Él le rozó el brazo con las puntas de los dedos.
– Siéntete halagada, es mejor que estar cabreada.
Ella suspiró.
– Muy bien, pero solo porque cabreándome gastaría más energía que sintiéndome halagada. Le he hablado de ti. Estaba preocupado por todo lo que está sucediendo aquí y le he dicho que estaba en buenas manos.
Esperaba verlo sonreír, pero no lo hizo.
– No me has dicho si piensas volver a Ohio.
Ese era el motivo de que estuviera tan abstraída.
– ¿Qué quieres que diga?
– Que te quedarás aquí.
Ella respiró hondo y contuvo el aire.
– Una parte de mí quiere decir que sí, porque aquí estás tú. Otra parte de mí quiere salir corriendo en sentido contrario, y eso no tiene nada que ver contigo. Mis peores recuerdos están aquí, Daniel, y eso me asusta.
Él guardó silencio un momento.
– Pero ¿te planteas la posibilidad de quedarte?
– ¿Tú te plantearías la posibilidad de marcharte?
– ¿A Ohio? -preguntó como si fuera Mongolia Exterior, y ella se echó a reír.

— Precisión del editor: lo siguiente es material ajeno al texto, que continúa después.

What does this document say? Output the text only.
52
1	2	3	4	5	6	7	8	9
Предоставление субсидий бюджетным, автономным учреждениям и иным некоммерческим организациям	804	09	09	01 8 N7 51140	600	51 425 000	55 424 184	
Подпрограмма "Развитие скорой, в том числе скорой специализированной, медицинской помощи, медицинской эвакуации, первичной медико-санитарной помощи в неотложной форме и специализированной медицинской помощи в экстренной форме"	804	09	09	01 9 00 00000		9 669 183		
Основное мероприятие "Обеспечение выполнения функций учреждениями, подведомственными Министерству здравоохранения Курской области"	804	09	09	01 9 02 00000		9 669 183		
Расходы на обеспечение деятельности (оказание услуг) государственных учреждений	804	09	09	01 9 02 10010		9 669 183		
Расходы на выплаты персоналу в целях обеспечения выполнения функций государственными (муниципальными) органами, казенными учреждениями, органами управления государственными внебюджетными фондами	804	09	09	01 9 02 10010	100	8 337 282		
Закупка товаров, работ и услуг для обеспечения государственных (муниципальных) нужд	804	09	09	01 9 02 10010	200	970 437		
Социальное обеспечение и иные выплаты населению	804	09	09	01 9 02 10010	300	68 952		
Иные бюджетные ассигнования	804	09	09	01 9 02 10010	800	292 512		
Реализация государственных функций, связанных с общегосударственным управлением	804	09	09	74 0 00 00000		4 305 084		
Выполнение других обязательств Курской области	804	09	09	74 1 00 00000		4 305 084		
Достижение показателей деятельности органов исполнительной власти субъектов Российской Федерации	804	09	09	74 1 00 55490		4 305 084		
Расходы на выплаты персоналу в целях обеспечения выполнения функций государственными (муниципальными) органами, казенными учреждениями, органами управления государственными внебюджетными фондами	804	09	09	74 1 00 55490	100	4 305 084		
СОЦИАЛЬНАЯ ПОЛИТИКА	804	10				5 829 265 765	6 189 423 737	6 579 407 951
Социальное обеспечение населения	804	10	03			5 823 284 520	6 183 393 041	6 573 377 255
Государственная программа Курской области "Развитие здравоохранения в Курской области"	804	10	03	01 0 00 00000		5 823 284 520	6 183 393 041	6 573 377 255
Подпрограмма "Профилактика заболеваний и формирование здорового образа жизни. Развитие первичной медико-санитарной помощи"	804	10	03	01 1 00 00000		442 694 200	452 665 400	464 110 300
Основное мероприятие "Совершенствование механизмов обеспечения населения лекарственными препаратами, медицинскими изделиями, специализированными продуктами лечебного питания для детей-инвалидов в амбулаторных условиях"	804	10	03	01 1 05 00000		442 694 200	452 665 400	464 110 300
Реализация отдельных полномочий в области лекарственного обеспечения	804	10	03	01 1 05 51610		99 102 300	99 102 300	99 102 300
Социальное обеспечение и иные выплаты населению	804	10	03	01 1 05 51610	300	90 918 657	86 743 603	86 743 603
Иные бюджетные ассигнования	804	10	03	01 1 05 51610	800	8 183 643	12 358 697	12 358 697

– No es un mal lugar, incluso se come sémola.
Una de las comisuras de sus labios se curvó.
– ¿Y scrapple?
Ella hizo una mueca.
– Si insistes, sé de un restaurante donde lo sirven, pero está malísimo.
Él sonrió y elevó el ánimo de Alex.
– De acuerdo. Me lo pensaré.
Ella volvió a contener la respiración.
– ¿Lo del scrapple o lo de Ohio?
La sonrisa de él se desvaneció y su expresión se tornó muy seria.
– Sí. Las dos cosas.
Pasaron un minuto entero en silencio.
– Eso me gusta, y me parece bien. Pero no quiero prometerte nada hasta que no vuelva a sentirme segura.
– De acuerdo. -Él le estrechó la mano-. Ya me siento mejor.
– Me alegro.
Pasaron por Main Street y Alex empezó a sentir un cosquilleo en el estómago.
– Casi hemos llegado.
– Ya lo sé. Sea lo que sea lo que recuerdes, le haremos frente juntos.
Dutton, jueves, 1 de febrero, 19.30 horas.
– Esta casa es una ganga por cuatro cincuenta. -Delia Anderson se atusó su pelo crespo-. Tal como va el mercado, a ese precio no estará mucho tiempo disponible.
Él abrió un armario y fingió interés.
– Mi novia vacía la tienda entera cada vez que sale de compras. Ningún armario es lo bastante grande para ella.
– Tengo dos casas más de similares características -dijo Delia-. Las dos tienen unos vestidores enormes.
Él dio una última vuelta.
– Pero esta casa tiene… algo -dijo-. Es muy tranquila y acogedora.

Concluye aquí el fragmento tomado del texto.